Susceptibility to foot pad dermatitis (FPD) in turkeys is something that is likely to respond to genetic selection and could bring economic benefits, according to Paul Hocking from the Roslin Institute.
Addressing the recent Turkey Science and Production Conference in Chester, Dr Hocking said the latest research had confirmed that excess water in litter was the primary cause of FPD. This in turn was the result of excessive water intake, which was a necessary physiological response to high dietary potassium in soya-based diets. “However, the causative agent of FPD is exposure of the foot pad to water,” said Dr Hocking, who suggested that moisture content should be kept below 30%.
Different genotypes, including a traditional breed, had proved to be equally susceptible to FPD at a high litter water content over 70%. However, wide variations between individuals within each breed line suggested there was an opportunity to carry out genetic selection for resistance to the condition. Previous research had shown that FPD developed at an early age and was an immune response, rather than an allergic one.
Wood shavings were better than other materials at limiting FPD and, although the condition developed rapidly, the lesions healed within days when the birds were transferred to dry litter.

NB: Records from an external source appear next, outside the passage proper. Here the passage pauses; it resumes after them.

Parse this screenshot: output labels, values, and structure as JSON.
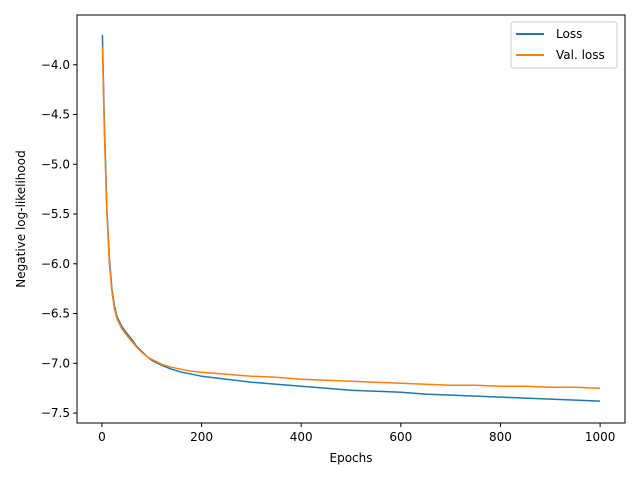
{
  "chart_data": {
    "type": "line",
    "title": "",
    "xlabel": "Epochs",
    "ylabel": "Negative log-likelihood",
    "xlim": [
      -50,
      1050
    ],
    "ylim": [
      -7.6,
      -3.5
    ],
    "xticks": [
      0,
      200,
      400,
      600,
      800,
      1000
    ],
    "xtick_labels": [
      "0",
      "200",
      "400",
      "600",
      "800",
      "1000"
    ],
    "yticks": [
      -4.0,
      -4.5,
      -5.0,
      -5.5,
      -6.0,
      -6.5,
      -7.0,
      -7.5
    ],
    "ytick_labels": [
      "−4.0",
      "−4.5",
      "−5.0",
      "−5.5",
      "−6.0",
      "−6.5",
      "−7.0",
      "−7.5"
    ],
    "grid": false,
    "legend_position": "top-right",
    "series": [
      {
        "name": "Loss",
        "color": "#1f77b4",
        "x": [
          1,
          5,
          10,
          15,
          20,
          25,
          30,
          40,
          50,
          60,
          70,
          80,
          90,
          100,
          120,
          140,
          160,
          180,
          200,
          250,
          300,
          350,
          400,
          450,
          500,
          550,
          600,
          650,
          700,
          750,
          800,
          850,
          900,
          950,
          1000
        ],
        "y": [
          -3.7,
          -4.6,
          -5.45,
          -5.95,
          -6.25,
          -6.42,
          -6.53,
          -6.63,
          -6.7,
          -6.76,
          -6.83,
          -6.88,
          -6.93,
          -6.97,
          -7.02,
          -7.06,
          -7.09,
          -7.11,
          -7.13,
          -7.16,
          -7.19,
          -7.21,
          -7.23,
          -7.25,
          -7.27,
          -7.28,
          -7.29,
          -7.31,
          -7.32,
          -7.33,
          -7.34,
          -7.35,
          -7.36,
          -7.37,
          -7.38
        ]
      },
      {
        "name": "Val. loss",
        "color": "#ff7f0e",
        "x": [
          1,
          5,
          10,
          15,
          20,
          25,
          30,
          40,
          50,
          60,
          70,
          80,
          90,
          100,
          120,
          140,
          160,
          180,
          200,
          250,
          300,
          350,
          400,
          450,
          500,
          550,
          600,
          650,
          700,
          750,
          800,
          850,
          900,
          950,
          1000
        ],
        "y": [
          -3.82,
          -4.7,
          -5.5,
          -6.0,
          -6.28,
          -6.45,
          -6.55,
          -6.65,
          -6.72,
          -6.78,
          -6.84,
          -6.89,
          -6.93,
          -6.96,
          -7.01,
          -7.04,
          -7.06,
          -7.08,
          -7.09,
          -7.11,
          -7.13,
          -7.14,
          -7.16,
          -7.17,
          -7.18,
          -7.19,
          -7.2,
          -7.21,
          -7.22,
          -7.22,
          -7.23,
          -7.23,
          -7.24,
          -7.24,
          -7.25
        ]
      }
    ]
  }
}
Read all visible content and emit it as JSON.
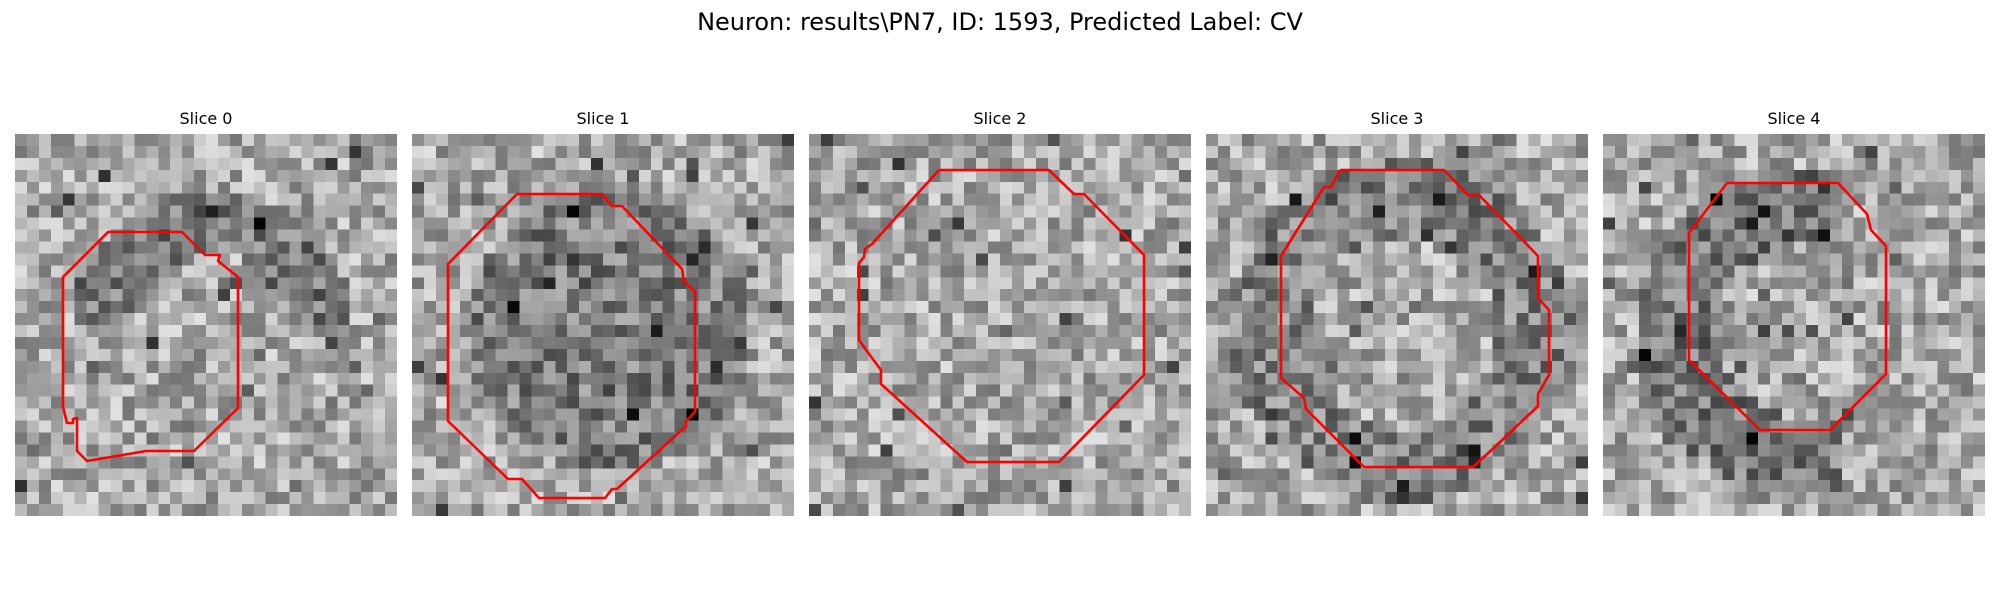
{
  "figure": {
    "title": "Neuron: results\\PN7, ID: 1593, Predicted Label: CV",
    "contour_color": "#ff0000",
    "image_colormap": "grayscale",
    "grid_size": 32
  },
  "slices": [
    {
      "title": "Slice 0",
      "seed": 11,
      "dark_region": "ring-top"
    },
    {
      "title": "Slice 1",
      "seed": 23,
      "dark_region": "filled"
    },
    {
      "title": "Slice 2",
      "seed": 37,
      "dark_region": "none"
    },
    {
      "title": "Slice 3",
      "seed": 41,
      "dark_region": "ring"
    },
    {
      "title": "Slice 4",
      "seed": 59,
      "dark_region": "ring-lower-left"
    }
  ]
}
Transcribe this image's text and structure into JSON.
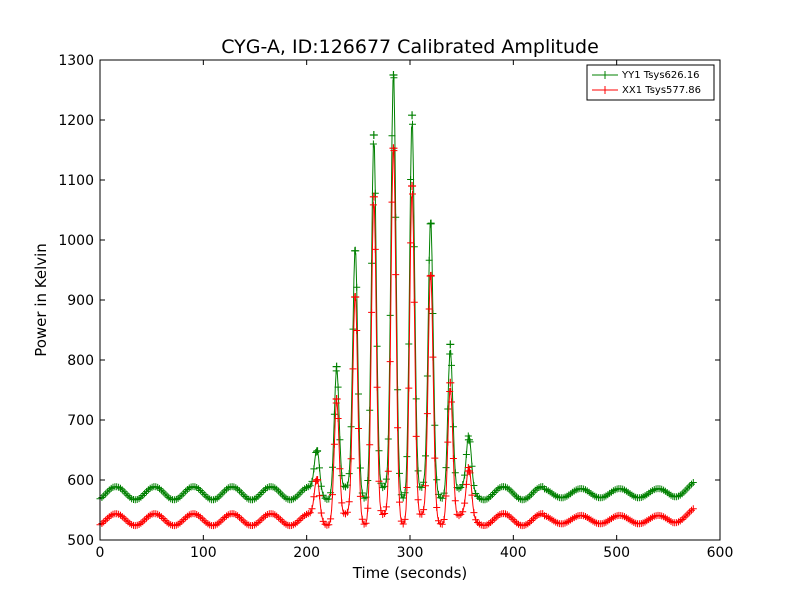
{
  "chart_data": {
    "type": "line",
    "title": "CYG-A, ID:126677 Calibrated Amplitude",
    "xlabel": "Time (seconds)",
    "ylabel": "Power in Kelvin",
    "xlim": [
      0,
      600
    ],
    "ylim": [
      500,
      1300
    ],
    "xticks": [
      0,
      100,
      200,
      300,
      400,
      500,
      600
    ],
    "yticks": [
      500,
      600,
      700,
      800,
      900,
      1000,
      1100,
      1200,
      1300
    ],
    "grid": false,
    "legend_position": "top-right",
    "marker": "+",
    "time_span": [
      0,
      575
    ],
    "series": [
      {
        "name": "YY1 Tsys626.16",
        "color": "#008000",
        "baseline": 578,
        "ripple_amplitude": 11,
        "ripple_period_s": 37.5,
        "end_value": 590,
        "peaks": [
          {
            "x": 210,
            "y": 648
          },
          {
            "x": 229,
            "y": 789
          },
          {
            "x": 247,
            "y": 982
          },
          {
            "x": 265,
            "y": 1175
          },
          {
            "x": 284,
            "y": 1275
          },
          {
            "x": 302,
            "y": 1208
          },
          {
            "x": 320,
            "y": 1027
          },
          {
            "x": 339,
            "y": 826
          },
          {
            "x": 357,
            "y": 667
          }
        ]
      },
      {
        "name": "XX1 Tsys577.86",
        "color": "#ff0000",
        "baseline": 534,
        "ripple_amplitude": 10,
        "ripple_period_s": 37.5,
        "end_value": 547,
        "peaks": [
          {
            "x": 210,
            "y": 600
          },
          {
            "x": 229,
            "y": 735
          },
          {
            "x": 247,
            "y": 905
          },
          {
            "x": 265,
            "y": 1072
          },
          {
            "x": 284,
            "y": 1153
          },
          {
            "x": 302,
            "y": 1090
          },
          {
            "x": 320,
            "y": 940
          },
          {
            "x": 339,
            "y": 762
          },
          {
            "x": 357,
            "y": 615
          }
        ]
      }
    ]
  }
}
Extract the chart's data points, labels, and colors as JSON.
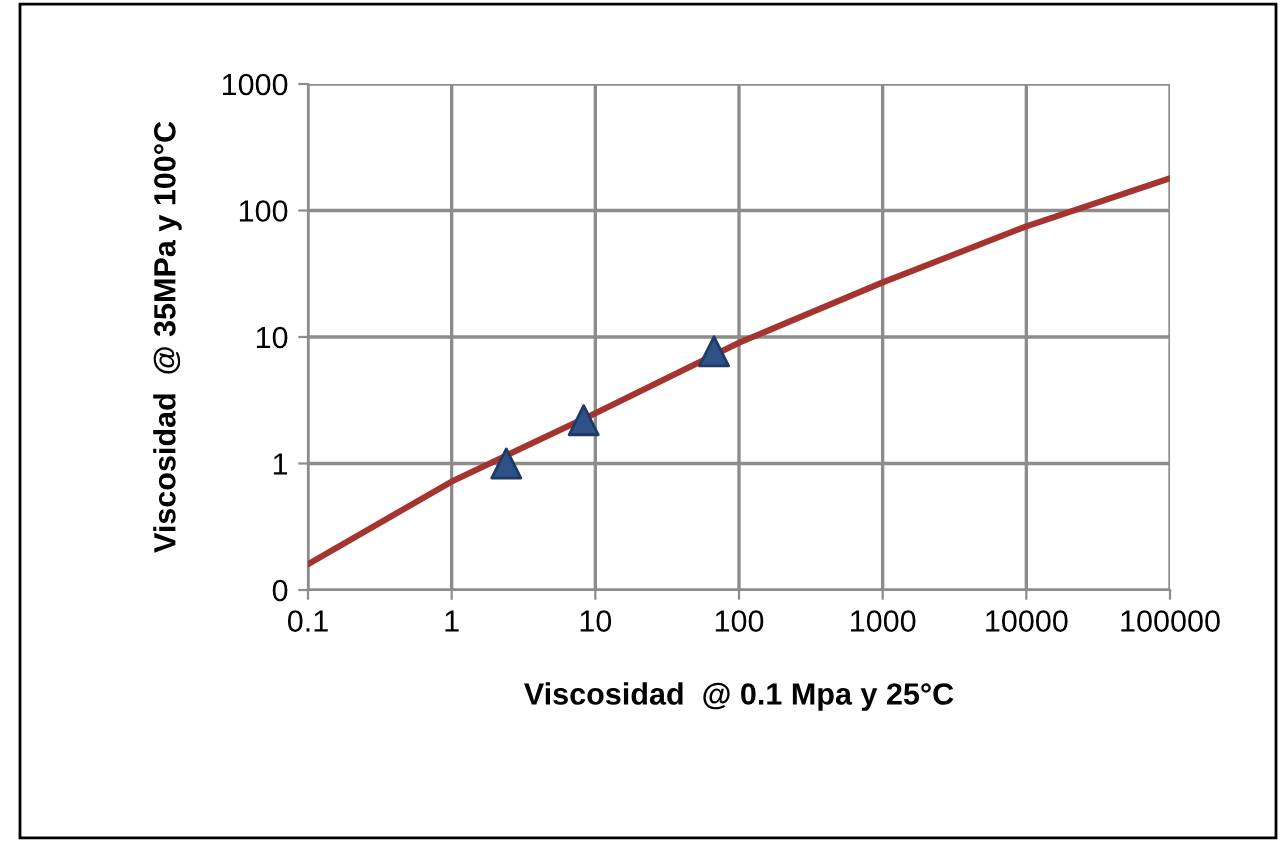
{
  "chart_data": {
    "type": "line",
    "xlabel": "Viscosidad  @ 0.1 Mpa y 25°C",
    "ylabel": "Viscosidad  @ 35MPa y 100°C",
    "log": "xy",
    "grid": true,
    "xlim": [
      0.1,
      100000
    ],
    "xticks": [
      0.1,
      1,
      10,
      100,
      1000,
      10000,
      100000
    ],
    "ylim": [
      0.1,
      1000
    ],
    "yticks": [
      {
        "value": 0.1,
        "label": "0"
      },
      1,
      10,
      100,
      1000
    ],
    "series": [
      {
        "color": "#a5332f",
        "marker": "none",
        "line_style": "solid",
        "x": [
          0.1,
          1,
          10,
          100,
          1000,
          10000,
          100000
        ],
        "values": [
          0.16,
          0.72,
          2.5,
          9,
          27,
          75,
          180
        ]
      },
      {
        "type": "scatter",
        "color": "#2e5287",
        "marker": "triangle",
        "x": [
          2.4,
          8.3,
          67
        ],
        "values": [
          1.0,
          2.2,
          7.7
        ]
      }
    ]
  }
}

The latest research also found that the severity of the condition, assessed by a scoring system, increased linearly with litter moisture content. The wet litter resulted in reduced weight gain in all the commercial breeds, and in poorer feed conversion in every strain.
Further work was needed to confirm the extent of these effects, but there were strong economic reasons for finding ways of reducing the prevalence of FPD in commercial flocks.
There were also changes in bird behaviours caused by FPD which had welfare implications. “Turkeys kept on dry litter have a greater range and complexity of behaviour compared with those on wet litter,” said Dr Hocking. The data showed that birds were less active on wet litter, suggesting that FPD lesions can be painful.